Le raisonnement était spécieux. Sans doute, une grande quantité de fusils démodés, de carabines hors d’usage avaient été apportés au bureau de Merton ; mais ces armes inoffensives, qui semblaient sortir d’un magasin de bric-à-brac, n’étaient pas celles que les ralliés avaient utilisées dans leurs luttes contre la colonne des Zaër. Cependant Merton ne jugea pas à propos de chicaner. L’approvisionnement du poste en fusils Gras et cartouches 74 permettait de se montrer généreux. Après un palabre animé, on convint que chaque tribu fournirait, jusqu’au retour de la tranquillité, un contingent de 30 partisans à cheval. Ces auxiliaires camperaient auprès du poste dont ils recevraient fusils, munitions et l’orge pour la nourriture des chevaux.

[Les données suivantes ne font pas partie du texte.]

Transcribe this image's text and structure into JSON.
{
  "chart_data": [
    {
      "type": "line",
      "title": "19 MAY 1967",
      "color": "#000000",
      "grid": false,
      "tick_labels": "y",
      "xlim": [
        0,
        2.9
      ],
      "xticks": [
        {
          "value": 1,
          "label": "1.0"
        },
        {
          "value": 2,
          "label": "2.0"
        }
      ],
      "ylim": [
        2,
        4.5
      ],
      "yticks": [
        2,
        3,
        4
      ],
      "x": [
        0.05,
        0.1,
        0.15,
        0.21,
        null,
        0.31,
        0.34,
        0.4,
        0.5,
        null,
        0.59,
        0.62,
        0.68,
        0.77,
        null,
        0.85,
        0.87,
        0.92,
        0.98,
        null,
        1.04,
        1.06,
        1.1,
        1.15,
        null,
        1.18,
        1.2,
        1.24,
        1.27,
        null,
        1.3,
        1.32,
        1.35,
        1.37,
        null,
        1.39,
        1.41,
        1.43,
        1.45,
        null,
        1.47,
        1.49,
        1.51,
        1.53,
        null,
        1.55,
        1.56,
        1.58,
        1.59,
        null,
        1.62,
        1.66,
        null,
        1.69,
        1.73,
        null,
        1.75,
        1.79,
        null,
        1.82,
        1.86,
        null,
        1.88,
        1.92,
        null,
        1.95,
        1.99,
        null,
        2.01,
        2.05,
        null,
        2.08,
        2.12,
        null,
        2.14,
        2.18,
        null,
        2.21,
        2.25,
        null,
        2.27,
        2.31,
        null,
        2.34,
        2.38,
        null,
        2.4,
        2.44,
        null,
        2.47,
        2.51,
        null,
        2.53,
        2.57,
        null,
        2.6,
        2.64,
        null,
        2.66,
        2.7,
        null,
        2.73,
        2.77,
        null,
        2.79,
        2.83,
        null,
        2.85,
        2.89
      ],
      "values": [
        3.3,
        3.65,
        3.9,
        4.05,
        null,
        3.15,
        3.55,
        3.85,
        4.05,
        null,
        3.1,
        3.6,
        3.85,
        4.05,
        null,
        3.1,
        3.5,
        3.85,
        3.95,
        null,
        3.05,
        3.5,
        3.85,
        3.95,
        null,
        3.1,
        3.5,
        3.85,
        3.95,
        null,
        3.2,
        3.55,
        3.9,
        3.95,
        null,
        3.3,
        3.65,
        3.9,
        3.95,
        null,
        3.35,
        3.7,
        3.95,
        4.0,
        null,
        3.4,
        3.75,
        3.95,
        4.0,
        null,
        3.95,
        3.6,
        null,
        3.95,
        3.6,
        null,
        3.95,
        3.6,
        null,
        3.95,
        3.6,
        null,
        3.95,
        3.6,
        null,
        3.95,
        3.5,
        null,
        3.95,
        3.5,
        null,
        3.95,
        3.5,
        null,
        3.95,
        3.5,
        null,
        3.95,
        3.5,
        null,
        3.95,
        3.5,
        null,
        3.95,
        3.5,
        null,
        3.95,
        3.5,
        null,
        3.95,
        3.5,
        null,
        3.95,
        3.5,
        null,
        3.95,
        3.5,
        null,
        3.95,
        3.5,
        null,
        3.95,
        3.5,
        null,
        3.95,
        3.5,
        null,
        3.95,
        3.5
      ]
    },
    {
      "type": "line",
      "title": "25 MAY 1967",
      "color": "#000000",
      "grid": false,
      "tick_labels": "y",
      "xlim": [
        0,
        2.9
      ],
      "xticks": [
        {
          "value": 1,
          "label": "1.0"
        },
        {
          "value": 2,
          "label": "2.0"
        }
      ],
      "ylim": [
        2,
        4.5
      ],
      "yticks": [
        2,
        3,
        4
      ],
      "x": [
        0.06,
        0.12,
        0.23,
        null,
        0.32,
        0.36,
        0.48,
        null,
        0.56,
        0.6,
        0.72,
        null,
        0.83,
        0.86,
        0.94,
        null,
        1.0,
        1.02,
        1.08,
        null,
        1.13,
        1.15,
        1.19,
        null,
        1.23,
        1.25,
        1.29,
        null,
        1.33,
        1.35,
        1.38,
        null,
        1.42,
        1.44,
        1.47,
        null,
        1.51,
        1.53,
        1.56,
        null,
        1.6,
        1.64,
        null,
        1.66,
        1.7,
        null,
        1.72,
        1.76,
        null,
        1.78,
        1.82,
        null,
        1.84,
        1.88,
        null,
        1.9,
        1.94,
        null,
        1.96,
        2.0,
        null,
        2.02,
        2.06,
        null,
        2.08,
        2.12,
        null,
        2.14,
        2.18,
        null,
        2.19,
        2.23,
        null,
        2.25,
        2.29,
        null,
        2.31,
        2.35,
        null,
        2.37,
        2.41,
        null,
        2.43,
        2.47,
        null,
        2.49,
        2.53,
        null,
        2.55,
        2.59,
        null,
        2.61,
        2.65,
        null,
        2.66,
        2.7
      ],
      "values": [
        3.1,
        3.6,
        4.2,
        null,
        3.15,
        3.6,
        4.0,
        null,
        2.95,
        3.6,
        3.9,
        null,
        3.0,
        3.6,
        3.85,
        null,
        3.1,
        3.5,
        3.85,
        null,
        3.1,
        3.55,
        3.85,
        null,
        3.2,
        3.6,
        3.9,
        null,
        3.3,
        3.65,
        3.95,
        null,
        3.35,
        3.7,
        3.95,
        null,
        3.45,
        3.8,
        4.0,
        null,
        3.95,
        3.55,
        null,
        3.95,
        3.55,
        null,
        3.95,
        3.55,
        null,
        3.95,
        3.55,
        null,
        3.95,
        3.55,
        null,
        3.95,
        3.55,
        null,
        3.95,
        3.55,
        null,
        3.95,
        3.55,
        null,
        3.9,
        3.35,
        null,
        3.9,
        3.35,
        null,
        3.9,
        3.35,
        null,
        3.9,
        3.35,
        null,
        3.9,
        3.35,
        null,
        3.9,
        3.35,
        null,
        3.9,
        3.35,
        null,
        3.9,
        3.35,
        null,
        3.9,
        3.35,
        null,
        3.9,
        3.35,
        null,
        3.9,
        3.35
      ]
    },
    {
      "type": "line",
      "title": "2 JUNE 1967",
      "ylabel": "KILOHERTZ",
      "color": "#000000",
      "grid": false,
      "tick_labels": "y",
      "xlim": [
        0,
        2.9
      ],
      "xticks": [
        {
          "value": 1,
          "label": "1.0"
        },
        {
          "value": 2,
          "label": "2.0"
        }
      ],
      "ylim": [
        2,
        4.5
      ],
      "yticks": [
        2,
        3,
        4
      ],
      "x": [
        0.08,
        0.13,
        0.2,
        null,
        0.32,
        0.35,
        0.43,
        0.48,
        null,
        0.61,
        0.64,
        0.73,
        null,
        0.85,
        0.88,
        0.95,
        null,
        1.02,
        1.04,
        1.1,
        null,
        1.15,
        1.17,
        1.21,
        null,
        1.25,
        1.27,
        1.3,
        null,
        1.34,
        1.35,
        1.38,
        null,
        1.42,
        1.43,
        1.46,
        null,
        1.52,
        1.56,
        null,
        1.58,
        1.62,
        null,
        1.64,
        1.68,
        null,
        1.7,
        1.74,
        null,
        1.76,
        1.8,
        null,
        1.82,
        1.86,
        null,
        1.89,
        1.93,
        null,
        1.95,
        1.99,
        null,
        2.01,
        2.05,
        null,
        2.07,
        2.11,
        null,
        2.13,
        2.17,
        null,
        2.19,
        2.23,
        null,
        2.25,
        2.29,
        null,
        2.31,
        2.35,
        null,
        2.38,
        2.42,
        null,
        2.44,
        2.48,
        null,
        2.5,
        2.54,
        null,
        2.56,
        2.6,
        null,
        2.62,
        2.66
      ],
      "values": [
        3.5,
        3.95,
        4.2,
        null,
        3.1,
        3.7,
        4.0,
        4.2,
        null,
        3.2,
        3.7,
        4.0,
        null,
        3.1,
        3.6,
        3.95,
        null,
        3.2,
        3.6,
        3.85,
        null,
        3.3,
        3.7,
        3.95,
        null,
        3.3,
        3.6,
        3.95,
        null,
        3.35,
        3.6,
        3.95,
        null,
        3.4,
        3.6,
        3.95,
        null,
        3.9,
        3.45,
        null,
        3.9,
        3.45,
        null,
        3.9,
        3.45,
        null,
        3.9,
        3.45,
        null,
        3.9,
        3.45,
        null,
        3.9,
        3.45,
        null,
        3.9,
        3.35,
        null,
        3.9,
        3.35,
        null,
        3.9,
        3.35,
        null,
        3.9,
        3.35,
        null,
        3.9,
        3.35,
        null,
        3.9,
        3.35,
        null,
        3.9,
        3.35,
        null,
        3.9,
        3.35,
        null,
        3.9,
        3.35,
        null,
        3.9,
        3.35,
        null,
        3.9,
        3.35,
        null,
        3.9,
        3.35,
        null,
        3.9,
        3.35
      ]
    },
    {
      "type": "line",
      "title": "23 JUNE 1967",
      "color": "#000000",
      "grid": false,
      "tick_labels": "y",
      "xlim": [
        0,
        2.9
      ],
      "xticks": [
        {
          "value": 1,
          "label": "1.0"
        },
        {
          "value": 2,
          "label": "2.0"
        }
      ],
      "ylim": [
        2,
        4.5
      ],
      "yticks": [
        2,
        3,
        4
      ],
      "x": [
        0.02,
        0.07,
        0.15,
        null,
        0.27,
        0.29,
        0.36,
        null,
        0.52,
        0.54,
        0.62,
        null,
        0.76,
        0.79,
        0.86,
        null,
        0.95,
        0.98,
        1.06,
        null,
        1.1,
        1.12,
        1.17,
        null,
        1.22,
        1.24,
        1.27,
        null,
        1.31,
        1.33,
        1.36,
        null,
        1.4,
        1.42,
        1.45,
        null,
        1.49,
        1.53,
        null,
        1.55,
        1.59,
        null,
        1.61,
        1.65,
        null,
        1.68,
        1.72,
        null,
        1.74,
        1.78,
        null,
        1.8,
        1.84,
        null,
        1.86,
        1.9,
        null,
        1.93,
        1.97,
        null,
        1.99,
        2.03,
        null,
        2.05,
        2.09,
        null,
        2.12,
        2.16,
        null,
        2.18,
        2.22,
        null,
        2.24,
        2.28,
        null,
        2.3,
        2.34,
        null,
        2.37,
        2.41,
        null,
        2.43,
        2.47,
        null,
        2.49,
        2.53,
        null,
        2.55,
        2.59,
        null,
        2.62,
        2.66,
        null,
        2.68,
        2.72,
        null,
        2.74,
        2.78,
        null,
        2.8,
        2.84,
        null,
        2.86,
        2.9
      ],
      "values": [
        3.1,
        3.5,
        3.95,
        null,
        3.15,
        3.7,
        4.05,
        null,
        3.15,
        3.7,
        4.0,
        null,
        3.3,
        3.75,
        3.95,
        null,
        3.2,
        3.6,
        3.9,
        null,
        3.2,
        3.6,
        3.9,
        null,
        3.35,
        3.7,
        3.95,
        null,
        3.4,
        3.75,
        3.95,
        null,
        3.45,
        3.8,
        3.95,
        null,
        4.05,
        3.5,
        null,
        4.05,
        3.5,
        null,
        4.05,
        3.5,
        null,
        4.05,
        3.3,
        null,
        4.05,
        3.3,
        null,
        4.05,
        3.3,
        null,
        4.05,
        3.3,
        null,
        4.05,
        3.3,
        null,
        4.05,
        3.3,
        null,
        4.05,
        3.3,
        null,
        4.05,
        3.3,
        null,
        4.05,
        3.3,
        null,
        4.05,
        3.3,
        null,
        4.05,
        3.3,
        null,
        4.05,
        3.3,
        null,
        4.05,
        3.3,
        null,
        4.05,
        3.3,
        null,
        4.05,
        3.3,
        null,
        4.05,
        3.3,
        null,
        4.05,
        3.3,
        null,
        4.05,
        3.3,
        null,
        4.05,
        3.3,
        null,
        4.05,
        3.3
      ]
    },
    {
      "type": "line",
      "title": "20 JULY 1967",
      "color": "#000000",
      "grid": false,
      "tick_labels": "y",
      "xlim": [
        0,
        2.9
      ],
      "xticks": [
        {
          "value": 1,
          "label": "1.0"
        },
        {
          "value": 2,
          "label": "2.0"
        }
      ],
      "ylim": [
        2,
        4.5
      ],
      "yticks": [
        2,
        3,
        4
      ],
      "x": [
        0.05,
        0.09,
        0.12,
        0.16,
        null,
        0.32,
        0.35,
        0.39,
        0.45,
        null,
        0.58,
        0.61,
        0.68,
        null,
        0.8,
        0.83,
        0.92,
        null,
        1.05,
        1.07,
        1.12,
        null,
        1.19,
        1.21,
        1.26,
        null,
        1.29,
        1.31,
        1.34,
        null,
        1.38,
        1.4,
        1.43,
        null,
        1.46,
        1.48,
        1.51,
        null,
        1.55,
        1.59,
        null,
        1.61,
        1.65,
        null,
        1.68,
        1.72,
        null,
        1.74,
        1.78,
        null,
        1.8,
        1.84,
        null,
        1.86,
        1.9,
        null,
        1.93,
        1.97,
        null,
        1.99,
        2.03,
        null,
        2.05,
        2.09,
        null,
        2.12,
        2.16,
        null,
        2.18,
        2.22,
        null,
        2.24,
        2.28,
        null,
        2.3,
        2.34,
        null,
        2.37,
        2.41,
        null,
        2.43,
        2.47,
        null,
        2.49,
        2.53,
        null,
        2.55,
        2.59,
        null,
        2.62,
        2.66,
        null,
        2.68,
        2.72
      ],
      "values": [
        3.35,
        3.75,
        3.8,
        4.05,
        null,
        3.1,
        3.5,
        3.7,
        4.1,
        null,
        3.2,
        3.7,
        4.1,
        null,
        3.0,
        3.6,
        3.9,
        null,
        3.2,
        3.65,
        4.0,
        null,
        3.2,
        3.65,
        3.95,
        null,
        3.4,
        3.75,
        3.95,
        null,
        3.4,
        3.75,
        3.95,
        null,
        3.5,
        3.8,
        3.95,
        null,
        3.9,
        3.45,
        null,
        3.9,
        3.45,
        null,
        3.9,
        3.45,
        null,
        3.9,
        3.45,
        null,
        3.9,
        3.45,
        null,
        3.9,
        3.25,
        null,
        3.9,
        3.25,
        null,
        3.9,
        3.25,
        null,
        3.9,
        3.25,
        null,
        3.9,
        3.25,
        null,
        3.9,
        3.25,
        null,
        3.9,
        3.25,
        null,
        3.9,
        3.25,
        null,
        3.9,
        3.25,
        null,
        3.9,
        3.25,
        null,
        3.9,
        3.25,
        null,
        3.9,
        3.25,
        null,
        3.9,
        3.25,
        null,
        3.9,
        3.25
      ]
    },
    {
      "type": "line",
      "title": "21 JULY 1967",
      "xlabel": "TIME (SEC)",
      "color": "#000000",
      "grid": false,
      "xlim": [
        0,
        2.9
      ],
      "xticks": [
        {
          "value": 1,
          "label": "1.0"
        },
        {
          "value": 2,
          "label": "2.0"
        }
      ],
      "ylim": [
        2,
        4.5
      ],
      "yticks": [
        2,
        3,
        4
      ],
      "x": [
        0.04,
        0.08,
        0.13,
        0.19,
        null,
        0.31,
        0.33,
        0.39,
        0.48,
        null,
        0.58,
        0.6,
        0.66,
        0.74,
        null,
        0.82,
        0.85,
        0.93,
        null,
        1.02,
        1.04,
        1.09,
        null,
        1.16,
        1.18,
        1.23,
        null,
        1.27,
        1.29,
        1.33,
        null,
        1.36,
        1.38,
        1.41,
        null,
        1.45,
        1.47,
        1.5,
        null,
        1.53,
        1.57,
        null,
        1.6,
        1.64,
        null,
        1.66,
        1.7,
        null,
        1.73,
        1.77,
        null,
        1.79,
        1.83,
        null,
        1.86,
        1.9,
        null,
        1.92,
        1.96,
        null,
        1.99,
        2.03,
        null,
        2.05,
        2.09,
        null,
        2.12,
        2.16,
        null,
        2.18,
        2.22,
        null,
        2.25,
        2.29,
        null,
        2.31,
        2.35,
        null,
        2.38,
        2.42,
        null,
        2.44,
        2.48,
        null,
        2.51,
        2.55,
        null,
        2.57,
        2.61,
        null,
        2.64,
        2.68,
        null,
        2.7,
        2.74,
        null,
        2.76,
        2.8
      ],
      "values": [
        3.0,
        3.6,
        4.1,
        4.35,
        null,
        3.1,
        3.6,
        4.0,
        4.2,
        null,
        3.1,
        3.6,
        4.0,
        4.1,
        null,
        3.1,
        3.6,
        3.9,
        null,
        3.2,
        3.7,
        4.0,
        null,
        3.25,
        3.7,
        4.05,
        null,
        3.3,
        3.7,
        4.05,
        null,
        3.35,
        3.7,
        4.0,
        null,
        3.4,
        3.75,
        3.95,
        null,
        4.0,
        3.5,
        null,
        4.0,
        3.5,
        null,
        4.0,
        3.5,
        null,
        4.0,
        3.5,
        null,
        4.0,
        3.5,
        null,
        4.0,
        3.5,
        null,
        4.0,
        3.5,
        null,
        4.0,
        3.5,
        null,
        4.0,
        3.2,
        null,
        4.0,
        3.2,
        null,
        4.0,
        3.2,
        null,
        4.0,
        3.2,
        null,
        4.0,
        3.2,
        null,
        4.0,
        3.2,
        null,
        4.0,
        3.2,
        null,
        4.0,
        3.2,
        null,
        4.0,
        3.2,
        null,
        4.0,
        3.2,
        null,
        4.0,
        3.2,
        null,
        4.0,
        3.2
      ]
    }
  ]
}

Le rassemblement de tous ces guerriers excita dans la garnison des commentaires peu bienveillans. A priori, officiers et soldats se défiaient des partisans, qui, dans les colonnes précédentes, ne leur avaient pas paru mériter la confiance qu’on leur témoignait. Ils leur imputaient des méprises regrettables ; ils les soupçonnaient de fanfaronnades brouillonnes et parfois même de trahison. D’impressionnans récits sur les mésaventures du commandant Massoutier, attaqué en route par ses contingens d’auxiliaires, étaient chuchotes sous les tentes, et Pointis, traduisant l’opinion générale, en évoqua l’exemple le soir à dîner : « Nous verrons bien, répliqua Imbert. Si nos volontaires ont de mauvaises intentions, ils ne sont pas assez nombreux pour les réaliser. Mais ils feront du volume sur le plateau et dans les défilés, et ils seront toujours assez bons pour apporter des nouvelles. D’ailleurs, les cavaliers du goum ne peuvent plus suffire à la tâche, et je n’ai pas le choix pour les remplacer. »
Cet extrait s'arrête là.